Die kleine Kerze

Das Jahr neigt sich dem Ende zu, hat es nicht gerade erst angefangen?

Der langersehnte Sommer ging so schnell vorbei, war es nicht gerade noch warm draußen?

Ich verlasse das Haus im Dunkeln und kehre abends in der Dämmerung zurück. Es wird immer kälter und eigentlich möchte man gar nicht das Haus verlassen.

 

Aber heute habe ich mir vorgenommen, mir endlich etwas Zeit für mich zu nehmen. Das fehlt mir momentan sehr, ich habe so viel zu tun und nun rollt die Vorweihnachtszeit heran, die jedes Jahr alles andere als entspannt ist. 

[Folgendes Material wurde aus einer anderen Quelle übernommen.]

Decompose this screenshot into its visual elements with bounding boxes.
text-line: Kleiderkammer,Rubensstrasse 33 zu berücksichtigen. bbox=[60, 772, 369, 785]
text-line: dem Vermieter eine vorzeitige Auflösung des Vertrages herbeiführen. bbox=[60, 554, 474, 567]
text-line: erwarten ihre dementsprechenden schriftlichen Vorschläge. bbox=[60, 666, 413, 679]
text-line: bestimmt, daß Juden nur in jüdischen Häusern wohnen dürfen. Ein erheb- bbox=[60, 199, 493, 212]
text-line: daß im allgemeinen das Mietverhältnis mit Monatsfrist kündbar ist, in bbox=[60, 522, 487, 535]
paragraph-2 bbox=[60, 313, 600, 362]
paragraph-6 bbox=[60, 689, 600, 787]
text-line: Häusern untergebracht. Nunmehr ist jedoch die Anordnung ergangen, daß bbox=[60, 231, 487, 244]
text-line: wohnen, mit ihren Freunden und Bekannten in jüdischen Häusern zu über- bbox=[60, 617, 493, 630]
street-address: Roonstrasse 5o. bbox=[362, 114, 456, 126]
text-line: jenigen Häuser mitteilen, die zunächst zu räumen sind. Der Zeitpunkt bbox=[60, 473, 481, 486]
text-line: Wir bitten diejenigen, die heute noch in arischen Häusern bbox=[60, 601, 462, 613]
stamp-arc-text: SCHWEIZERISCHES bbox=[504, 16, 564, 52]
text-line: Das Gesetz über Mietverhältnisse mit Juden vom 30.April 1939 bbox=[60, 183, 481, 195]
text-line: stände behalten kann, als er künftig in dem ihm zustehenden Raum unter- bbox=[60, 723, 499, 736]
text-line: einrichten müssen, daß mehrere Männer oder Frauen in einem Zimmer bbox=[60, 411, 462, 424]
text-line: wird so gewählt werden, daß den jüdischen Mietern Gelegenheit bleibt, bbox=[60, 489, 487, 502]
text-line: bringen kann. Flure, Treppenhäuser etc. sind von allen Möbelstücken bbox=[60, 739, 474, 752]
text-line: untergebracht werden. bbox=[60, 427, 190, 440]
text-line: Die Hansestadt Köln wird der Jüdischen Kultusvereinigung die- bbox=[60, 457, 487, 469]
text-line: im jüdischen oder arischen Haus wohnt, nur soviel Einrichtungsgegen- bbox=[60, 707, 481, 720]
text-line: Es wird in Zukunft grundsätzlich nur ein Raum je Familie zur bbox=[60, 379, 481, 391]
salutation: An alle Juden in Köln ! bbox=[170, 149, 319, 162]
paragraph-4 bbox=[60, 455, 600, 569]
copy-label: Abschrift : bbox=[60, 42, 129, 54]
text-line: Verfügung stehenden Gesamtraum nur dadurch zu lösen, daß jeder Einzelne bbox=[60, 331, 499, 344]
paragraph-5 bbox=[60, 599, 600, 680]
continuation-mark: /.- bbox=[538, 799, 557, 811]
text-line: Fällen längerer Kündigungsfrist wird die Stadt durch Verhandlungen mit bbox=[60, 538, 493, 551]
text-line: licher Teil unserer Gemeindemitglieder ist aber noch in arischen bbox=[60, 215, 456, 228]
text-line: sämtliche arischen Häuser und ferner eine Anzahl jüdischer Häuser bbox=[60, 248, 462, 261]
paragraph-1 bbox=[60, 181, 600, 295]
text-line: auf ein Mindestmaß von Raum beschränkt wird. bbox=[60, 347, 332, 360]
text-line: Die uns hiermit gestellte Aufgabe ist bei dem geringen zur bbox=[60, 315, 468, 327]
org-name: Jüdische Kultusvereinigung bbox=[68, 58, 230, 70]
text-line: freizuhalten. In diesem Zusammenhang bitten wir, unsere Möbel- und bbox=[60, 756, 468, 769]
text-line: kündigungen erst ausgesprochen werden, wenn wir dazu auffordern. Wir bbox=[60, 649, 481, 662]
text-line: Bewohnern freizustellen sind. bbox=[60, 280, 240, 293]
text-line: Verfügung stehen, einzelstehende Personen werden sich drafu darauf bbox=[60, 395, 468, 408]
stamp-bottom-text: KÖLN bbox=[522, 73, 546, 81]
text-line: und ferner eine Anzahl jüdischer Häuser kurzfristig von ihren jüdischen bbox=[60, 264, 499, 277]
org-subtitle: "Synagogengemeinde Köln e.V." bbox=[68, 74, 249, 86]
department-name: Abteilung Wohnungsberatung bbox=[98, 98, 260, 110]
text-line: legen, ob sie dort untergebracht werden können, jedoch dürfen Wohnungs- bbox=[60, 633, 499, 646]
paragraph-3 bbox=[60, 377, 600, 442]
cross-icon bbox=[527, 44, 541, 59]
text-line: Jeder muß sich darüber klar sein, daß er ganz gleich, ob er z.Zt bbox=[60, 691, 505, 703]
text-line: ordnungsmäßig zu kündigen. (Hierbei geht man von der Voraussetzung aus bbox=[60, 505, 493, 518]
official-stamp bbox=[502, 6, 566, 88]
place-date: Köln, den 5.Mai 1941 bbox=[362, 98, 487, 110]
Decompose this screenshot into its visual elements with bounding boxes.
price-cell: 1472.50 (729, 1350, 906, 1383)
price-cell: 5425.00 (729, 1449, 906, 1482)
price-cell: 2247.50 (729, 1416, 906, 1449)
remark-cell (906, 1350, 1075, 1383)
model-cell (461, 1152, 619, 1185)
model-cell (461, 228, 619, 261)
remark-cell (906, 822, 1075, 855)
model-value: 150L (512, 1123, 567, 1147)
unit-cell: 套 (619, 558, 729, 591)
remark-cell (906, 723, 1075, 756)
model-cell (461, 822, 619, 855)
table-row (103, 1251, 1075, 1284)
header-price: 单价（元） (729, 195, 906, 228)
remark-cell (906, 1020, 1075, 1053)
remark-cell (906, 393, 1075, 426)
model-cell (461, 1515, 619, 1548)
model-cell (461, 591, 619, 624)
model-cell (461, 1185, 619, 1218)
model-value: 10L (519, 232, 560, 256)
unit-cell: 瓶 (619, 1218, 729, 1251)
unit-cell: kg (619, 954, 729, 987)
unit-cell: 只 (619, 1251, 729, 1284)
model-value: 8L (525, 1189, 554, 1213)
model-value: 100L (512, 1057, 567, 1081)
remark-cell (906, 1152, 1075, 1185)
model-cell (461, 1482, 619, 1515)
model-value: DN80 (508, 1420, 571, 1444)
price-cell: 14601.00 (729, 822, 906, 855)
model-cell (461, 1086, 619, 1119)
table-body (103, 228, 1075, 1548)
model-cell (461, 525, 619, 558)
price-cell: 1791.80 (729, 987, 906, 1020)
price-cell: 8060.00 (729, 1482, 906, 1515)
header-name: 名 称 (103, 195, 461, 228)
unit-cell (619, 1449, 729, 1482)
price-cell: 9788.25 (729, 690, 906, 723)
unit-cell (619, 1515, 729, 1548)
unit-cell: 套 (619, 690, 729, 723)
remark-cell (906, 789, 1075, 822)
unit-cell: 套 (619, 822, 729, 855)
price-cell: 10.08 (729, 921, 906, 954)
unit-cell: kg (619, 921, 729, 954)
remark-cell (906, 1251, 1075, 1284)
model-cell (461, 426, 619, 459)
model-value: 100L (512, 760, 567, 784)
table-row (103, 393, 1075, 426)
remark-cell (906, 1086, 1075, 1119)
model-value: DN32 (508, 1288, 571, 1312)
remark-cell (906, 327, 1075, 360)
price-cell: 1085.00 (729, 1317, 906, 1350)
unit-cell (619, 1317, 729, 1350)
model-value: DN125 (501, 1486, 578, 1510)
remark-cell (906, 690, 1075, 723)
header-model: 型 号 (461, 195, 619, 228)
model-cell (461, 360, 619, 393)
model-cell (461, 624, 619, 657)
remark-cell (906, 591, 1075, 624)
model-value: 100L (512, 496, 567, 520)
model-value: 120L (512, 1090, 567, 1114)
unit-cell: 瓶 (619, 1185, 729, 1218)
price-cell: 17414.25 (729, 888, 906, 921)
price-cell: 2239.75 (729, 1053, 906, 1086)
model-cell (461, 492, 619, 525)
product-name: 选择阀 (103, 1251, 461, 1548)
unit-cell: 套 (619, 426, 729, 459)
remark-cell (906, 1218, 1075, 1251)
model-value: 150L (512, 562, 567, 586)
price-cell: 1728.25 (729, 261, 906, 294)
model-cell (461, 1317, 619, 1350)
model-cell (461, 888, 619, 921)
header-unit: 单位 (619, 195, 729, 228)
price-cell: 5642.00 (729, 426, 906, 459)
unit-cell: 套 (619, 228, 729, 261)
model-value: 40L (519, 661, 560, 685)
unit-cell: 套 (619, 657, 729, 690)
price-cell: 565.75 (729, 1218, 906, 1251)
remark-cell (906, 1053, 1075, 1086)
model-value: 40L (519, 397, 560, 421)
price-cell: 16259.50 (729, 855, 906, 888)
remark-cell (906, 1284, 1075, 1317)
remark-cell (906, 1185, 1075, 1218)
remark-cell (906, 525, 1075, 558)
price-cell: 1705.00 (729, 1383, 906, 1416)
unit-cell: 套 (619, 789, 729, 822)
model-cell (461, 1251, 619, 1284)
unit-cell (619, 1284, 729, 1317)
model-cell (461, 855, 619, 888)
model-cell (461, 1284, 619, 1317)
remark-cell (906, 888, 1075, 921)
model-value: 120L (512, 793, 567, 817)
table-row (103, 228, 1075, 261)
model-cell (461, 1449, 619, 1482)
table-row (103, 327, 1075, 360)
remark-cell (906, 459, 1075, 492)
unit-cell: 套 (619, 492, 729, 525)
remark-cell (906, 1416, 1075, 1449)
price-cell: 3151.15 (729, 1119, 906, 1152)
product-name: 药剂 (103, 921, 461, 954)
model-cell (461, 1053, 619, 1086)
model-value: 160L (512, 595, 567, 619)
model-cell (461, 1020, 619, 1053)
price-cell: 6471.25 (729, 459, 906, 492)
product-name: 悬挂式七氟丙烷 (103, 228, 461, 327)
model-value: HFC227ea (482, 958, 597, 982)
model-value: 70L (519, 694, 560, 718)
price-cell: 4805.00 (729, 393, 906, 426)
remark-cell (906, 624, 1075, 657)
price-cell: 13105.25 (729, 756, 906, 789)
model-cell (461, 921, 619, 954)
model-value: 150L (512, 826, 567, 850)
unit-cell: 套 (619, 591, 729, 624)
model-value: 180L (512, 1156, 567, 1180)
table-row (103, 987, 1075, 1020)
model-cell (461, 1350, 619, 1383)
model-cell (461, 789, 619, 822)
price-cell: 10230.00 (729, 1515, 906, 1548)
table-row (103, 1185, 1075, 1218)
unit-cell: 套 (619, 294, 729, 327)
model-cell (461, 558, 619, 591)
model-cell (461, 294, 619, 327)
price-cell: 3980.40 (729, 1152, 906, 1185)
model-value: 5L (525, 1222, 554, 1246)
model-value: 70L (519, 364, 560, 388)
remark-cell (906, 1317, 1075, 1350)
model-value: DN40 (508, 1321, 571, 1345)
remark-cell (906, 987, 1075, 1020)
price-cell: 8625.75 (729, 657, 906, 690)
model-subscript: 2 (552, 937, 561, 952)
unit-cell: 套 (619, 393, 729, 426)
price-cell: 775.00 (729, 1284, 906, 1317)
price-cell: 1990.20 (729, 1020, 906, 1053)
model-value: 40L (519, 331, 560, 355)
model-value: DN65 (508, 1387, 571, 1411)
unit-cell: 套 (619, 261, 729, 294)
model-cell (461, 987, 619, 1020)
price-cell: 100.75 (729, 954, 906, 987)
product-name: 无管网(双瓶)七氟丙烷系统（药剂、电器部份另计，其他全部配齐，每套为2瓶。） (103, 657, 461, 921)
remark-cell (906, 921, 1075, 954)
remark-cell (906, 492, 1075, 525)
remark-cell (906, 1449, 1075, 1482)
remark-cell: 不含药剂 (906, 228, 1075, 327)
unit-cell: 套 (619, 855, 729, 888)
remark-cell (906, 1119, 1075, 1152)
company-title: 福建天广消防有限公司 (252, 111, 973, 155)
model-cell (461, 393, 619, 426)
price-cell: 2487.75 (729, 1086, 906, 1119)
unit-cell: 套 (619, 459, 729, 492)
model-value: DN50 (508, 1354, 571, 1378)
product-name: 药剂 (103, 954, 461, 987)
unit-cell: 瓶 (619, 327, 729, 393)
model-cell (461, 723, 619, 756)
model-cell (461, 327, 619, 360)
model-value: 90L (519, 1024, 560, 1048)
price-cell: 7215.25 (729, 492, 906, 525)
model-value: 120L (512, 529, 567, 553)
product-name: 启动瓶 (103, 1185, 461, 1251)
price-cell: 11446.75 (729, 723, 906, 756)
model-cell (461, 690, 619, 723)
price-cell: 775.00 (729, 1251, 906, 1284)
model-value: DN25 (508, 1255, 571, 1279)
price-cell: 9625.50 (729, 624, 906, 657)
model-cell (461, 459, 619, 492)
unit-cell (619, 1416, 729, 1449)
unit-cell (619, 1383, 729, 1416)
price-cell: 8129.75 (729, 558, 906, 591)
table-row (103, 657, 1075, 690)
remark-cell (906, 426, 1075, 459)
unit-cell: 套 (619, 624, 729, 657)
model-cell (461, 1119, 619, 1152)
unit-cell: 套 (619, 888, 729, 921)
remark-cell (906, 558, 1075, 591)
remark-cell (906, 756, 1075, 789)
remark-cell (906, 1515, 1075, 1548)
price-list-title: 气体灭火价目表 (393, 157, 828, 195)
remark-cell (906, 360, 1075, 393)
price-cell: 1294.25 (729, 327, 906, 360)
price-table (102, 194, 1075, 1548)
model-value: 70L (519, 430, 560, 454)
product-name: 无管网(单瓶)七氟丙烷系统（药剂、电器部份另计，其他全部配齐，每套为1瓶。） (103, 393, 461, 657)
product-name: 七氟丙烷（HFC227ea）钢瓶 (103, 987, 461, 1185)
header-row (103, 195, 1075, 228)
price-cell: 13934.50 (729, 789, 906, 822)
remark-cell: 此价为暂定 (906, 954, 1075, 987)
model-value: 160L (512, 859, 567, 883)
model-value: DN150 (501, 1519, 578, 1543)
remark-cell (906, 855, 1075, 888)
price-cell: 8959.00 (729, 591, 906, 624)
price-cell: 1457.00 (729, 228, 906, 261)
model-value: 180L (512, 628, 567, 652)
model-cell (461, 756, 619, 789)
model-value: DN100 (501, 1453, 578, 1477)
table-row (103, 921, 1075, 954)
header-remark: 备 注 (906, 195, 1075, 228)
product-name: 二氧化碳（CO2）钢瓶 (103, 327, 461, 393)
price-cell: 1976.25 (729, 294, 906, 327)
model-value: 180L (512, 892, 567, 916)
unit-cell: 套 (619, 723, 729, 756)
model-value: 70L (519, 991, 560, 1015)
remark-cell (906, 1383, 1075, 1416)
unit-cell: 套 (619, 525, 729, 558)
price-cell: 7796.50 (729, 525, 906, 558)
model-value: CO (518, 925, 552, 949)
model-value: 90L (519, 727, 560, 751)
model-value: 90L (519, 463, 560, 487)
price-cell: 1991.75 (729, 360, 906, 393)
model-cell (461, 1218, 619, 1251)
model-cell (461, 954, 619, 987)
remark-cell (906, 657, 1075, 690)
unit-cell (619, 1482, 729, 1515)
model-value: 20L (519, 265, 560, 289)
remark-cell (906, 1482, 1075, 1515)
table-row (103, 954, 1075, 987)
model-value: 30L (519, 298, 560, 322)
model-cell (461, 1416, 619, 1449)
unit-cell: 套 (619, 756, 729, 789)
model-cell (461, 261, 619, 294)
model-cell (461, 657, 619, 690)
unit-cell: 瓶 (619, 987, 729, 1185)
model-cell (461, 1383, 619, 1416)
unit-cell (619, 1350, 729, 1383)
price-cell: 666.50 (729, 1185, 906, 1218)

Heute nicht! Heute mache ich mir einen entspannten Nachmittag.

Ich setze meinen Lieblingstee auf, zünde eine Kerze an und setze mich mit dem Buch, was ich schon so lange einmal lesen wollte, zu meiner Katze aufs Sofa. Meine Katze schläft, wie immer, friedlich neben mir.

 

Zuerst lese ich ein paar Seiten, aber dann gewinnt die kleine Kerze immer mehr meine Aufmerksamkeit. Ich lege das Buch zur Seite und beobachte die tanzende Flamme eine Weile. Die Schatten auf dem Tisch scheinen sich jeden Moment zu verändern und eine neue Bildgeschichte zu erzählen. 

Licht und Schatten. Tag und Nacht, Sommer und Winter. Wo Licht ist, ist auch Schatten. Auf den Tag folgt die Nacht und andersherum. Nach dem kalten Winter kommt immer wieder der wärmende Sommer. Und auch wenn alles immer so schnell vorüber geht, gibt es dennoch Momente, in denen die Welt still zu stehen scheint. Ein Gespräch mit guten Freunden, ein Blick auf den Mond, ein Kuss, eine brennende Kerze.

 

Ich schließe die Augen. Die Erinnerungen an so viele schöne Momente in meinem Leben tauchen plötzlich auf und verschwinden wieder. Da ist dieses Picknick am Strand, dieses Familienfest an dem alle beisammen gelacht haben, diese Nacht am Lagerfeuer, die Musik die wir zusammen gemacht haben, vergossenen Tränen die vor lauter lachen hervor traten und zufriedene Stille in der Sommernacht beim Zelten. Auch wenn mein Leben vielleicht nicht unbedingt entspannt ist, auch wenn viele  dieser Erinnerungen eben nur Erinnerungen sind, es lohnt sich doch immer wieder Dinge zu tun, die man sonst nicht tut. Dinge, zu denen man vielleicht nie den Mut gehabt hätte, wenn man Zeit gehabt hätte darüber nachzudenken und auch Momente, die erst im Nachhinein so wertvoll zu sein scheinen.

 

Aber geht das so einfach? Die vertrauten Wege zu verlassen, um den Alltag ein wenig mehr mit Leben zu füllen? Schließlich werden die Aufgaben nicht weniger. Im neuen Jahr wird es viel zu erledigen geben. Aber auch, wenn das alles gemacht werden muss, sollte trotzdem noch genügend Zeit für sich selbst bleiben. Für sich, seine Freunde und seine Familie. Wann hast du zuletzt deinen Partner geküsst, deine Freunde umarmt oder mit deiner Familie gemütlich gegessen?

 

Lasst uns gemeinsam versuchen, uns mehr Zeit für die wichtigen Dinge im Leben zu nehmen und einfach zu leben und zu lieben. In ein paar Jahren wird es nicht mehr darauf ankommen, welche Note du in der letzten Prüfung bekommen hast, sondern darauf, dass du mit dir und deinem Leben zufrieden bist und immer noch Freunde und Familie hast, die dich bei deinen täglichen Herausforderungen unterstützen.

 

Meine Priorität hat sich geändert; durch dieses kleine Licht, welches zwar Schatten bringt, aber trotzdem mein Leben erhellen kann. 


Diese Geschichte ist letztes Jahr für den lebendigen Adventskalender der Kirchengemeinde Bardowick entstanden bei dem die evangelische Jugend ihr Türchen geöffnet hat.